Project 3: Face Morphing

Chenyue Cai


Overview

Goal: We would like to morph one face into the other and produce a gif out of the images. In that case, we would like to produce images of morphed faces on different stages. in that case, we will need to first compute the morph and, at the same time, control how much one face is morphing into the other in terms of shape and color.
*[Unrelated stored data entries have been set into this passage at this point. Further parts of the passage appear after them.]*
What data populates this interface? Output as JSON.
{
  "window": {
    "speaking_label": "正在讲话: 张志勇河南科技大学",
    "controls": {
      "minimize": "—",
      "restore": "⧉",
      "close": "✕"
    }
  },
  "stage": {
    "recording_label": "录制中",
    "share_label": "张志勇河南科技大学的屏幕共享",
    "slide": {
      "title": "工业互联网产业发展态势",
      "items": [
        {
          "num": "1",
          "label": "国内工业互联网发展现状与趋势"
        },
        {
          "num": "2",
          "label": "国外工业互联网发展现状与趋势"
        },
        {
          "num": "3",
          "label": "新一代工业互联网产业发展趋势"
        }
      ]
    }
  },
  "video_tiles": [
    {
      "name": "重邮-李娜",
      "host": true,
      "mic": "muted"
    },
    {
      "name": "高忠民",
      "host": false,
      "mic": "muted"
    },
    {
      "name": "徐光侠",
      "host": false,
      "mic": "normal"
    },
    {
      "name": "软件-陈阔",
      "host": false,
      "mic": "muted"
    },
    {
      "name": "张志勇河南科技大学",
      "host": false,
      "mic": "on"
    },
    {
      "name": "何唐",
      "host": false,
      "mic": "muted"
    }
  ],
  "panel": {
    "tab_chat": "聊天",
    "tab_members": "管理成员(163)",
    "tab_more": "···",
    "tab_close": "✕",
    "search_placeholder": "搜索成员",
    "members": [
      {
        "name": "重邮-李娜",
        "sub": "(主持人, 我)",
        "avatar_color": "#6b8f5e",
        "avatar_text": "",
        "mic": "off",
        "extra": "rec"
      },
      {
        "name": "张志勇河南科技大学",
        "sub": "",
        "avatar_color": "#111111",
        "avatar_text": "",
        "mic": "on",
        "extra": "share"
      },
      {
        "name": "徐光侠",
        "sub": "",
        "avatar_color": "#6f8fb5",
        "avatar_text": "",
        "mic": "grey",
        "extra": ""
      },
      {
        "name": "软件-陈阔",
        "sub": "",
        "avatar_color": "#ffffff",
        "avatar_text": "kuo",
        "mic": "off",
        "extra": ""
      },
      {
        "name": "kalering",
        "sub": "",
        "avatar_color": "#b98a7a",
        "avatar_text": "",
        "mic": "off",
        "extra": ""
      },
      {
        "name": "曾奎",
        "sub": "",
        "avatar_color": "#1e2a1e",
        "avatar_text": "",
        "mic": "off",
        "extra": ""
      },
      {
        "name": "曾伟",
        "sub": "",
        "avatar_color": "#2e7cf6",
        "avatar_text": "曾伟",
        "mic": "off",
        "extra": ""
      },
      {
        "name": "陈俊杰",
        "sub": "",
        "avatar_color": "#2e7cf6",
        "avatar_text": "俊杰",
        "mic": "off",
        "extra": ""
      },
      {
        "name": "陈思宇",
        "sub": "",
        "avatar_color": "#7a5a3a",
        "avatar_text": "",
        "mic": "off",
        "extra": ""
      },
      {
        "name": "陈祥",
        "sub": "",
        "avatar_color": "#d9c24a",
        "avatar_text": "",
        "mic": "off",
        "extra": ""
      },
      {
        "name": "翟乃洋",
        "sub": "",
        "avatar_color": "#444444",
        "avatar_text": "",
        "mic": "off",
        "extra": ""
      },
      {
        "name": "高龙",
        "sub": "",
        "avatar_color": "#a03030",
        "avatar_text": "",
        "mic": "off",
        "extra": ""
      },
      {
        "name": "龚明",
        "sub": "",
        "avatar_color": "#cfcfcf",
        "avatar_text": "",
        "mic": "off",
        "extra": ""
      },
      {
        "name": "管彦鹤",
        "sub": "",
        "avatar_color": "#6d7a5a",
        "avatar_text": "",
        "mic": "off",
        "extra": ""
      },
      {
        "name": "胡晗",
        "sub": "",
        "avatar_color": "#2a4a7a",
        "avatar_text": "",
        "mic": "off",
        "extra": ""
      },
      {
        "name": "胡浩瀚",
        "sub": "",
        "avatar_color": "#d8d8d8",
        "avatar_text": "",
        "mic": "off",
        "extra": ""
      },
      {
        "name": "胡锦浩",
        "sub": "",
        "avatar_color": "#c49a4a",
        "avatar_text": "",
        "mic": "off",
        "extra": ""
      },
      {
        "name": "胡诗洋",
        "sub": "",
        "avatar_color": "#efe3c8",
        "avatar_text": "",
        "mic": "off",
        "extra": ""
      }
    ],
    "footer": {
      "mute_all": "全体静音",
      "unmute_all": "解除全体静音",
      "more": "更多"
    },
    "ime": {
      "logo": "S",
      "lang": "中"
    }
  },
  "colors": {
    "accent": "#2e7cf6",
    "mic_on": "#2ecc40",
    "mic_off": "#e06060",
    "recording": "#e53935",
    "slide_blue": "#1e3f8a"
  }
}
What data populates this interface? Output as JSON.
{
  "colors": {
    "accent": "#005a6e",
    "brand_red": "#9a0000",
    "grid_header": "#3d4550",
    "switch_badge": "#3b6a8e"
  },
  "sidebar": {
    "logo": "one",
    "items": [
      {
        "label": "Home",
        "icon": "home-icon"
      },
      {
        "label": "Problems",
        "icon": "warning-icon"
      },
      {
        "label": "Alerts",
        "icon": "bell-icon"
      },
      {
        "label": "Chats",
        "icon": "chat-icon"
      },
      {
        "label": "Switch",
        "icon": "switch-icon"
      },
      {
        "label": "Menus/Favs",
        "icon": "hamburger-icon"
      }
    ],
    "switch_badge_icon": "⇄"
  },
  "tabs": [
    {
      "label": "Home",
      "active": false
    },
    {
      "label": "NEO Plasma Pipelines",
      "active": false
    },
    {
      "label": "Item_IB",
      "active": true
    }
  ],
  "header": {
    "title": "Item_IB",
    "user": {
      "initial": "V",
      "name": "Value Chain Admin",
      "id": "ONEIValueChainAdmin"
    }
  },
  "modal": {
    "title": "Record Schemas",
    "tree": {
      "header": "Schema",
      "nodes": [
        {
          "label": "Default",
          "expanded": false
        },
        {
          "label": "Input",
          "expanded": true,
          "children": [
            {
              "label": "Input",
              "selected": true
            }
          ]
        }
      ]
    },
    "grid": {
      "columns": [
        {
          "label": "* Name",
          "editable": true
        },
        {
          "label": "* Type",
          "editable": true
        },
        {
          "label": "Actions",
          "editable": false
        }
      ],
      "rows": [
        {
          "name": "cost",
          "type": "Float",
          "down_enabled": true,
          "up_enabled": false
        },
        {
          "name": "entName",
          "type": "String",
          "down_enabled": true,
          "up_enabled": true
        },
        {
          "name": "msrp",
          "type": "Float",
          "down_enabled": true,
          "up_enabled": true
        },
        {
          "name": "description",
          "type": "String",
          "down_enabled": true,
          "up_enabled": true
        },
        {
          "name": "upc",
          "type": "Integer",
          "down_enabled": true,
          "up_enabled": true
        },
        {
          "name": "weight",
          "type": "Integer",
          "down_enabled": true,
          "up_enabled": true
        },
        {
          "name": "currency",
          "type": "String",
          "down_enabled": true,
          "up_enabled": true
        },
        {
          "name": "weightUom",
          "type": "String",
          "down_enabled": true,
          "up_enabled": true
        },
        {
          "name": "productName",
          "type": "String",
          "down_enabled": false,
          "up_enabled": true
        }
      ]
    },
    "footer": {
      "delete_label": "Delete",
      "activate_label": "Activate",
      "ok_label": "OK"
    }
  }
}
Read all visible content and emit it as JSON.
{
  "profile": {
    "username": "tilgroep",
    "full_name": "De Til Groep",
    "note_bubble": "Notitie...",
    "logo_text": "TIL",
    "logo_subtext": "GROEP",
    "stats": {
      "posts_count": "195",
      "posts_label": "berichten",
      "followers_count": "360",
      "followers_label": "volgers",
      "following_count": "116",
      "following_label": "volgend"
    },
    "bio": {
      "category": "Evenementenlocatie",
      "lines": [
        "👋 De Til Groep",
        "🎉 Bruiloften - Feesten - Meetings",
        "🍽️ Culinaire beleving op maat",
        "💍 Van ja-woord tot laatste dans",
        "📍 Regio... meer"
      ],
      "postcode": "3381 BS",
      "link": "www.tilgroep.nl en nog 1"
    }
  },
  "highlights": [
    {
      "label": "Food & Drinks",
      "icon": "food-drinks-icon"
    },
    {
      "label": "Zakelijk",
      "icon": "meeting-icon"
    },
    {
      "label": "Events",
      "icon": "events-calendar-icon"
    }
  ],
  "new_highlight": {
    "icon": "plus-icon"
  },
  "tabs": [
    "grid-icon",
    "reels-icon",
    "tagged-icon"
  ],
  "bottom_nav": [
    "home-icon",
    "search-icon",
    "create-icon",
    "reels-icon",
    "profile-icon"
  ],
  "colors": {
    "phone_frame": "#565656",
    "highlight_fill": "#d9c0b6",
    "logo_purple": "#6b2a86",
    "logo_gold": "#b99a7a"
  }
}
Methods: Follow the following steps
"Points" -> "Triangulation" -> "Affine Transformation" -> "Loop Over" -> "Interpolate"
1. Points: I use interactive GUI from python for the user to select the points. For human faces, I default the number of points to select to sixty so that I can capture all the essential information on a human face. When selecting points for multiples objects, I keep the sequence of the points for different key face features to develop correspondence.
2. Triangulation: Given the corresponding points, I can get Delauney triangulation of one set of points. I keep this triangulation as the basis for all the other points of the different images. Therefore, I transformed all the points set into their "triangulated" forms.
3. Affine Transformation: Since we already get the corresponding triangles from the triangulation, we can transform each triangle into the shape of the other through affine transformation. I think of this as a change of basis. Given three points, I formed two vectors, and regard these two vectors as the basis. Hence, I am able to compute the change of basis matrix while adding on the translation of the origin. What I get is a 2*3 matrix. In that case, as I dot product this transformation matrix with any given points [x,y,1], I can get the transformed coordinate. One thing worth noticing is that I used inverse warping in order to make sure the points exist. This is done by finding the the corresponding point of the result from the input.
4. Loop Over: This part is easy. Looping over all the triangles is like piecing togethor all the transformed triangles into the final result.
5. Interpolate: Through interpolating on the warp fraction and the dissolve fraction, I can make the morph result more or less like one of the image or the other.


Part1: Mid-Way Face

Here, I morphed my friend's face into mine.

Source Image:

Triangulation:

Morphed Faces:

25% Morphed
Mid-Way Face
75% Morphed
Morph GIF

Part2: Mean Face of A Population

Here, I choose the Danish computer scientists data set. I select the points for each, get the triangulation, average these triangles and get the mid-shape for all the Danish computer scientists. By morphing all the scientists into the mid-shape one, I can get the mean face of the population by just averaging the morphed faces.

Mean Face of Danish Scientists:

The Mean Face
Morph into Mean Shape
Origin

My Face and Mean

Here is a photo of myself and I tried to morph the mean into my face shape. It factually looked more feminine and nice. On the other hand, I also tried the inverse, morphing my face into the mean shape. It does not look pretty. This is probably due to the facial difference between possilbe asian female computer scientist and the given danish mean computer scientist. Also, the danish mean face is more male like since there are more males.

The Mean Face
Original
Mean morphed into my Shape

Caricature

By extrapolating from the mean, I am able to get osme caricatures, which looks pretty ugly lol.

Go far into Me.
Me morphed into average face shape.
Go far into Mean.

Part3: Bells and Whistles:

1. Morphing into another gender

From the previous part, I find that morphing oneself into another gender, ethnicity is pretty fun. Here, I find the average face for Japanese male actors and I want to morph my face into it.(Once upon a time,I do have the dream to become an actress.)

Me
Japanese Actor

Here, I morphed myself into the shape and the color of the average Japanese actor. Below, I show three results, the first being the color change, the second being the change in both color and shape, and the last being the shape change.

Color.
Both
Shape

2. Morphing music video with a theme

Here is a growing up/change of fashion Gif for myself. While growing up over the years, I traveled to different places and took various styles of photos. In this music video, I include 13 images of myself in different ages and different fashion. I took these photos in Shanghai, Berkeley, Boston, Kyoto and Paris. Here are some of the example photos included in the video.


Here is snippet of the music video in Gif version.

Here is the Full Music Video.

3. Something Fun

Here is a morph between my friends' face and anime Haikyuu's characters. We are all super into volleyball in high school and we all agree that Haikyuu is the best sports anime or at least one of the best. We are all on the volleyball team back then, me being the right wing, Ciao being the setter and Lily the setter as well. I make this morphing video in memory of all the great times we spent togethor.

Haikyuu Characters.

Chenyue: Spiker
Ciao: setter
Lily: setter
Hinata: Spiker/Midblock
Kagyama: setter
Suragawa: setter

Some other interesting thoughts

Given more time, I would really want to do a morphing sequence between Chinese emporers and compare these appearance ot their rule. I also really want to do a morph between all the self portrait of great artists and see how they have evolved throughout times.


Final Reflections:

1. I find that selecting points is crucial for face morphing, Developing correspondence and not flipping the triangles is very important.
2. This algorithm does not do very well in morphing faces with different background since the triangulation may create edges.I am thinking about using different algorithm for background morphing.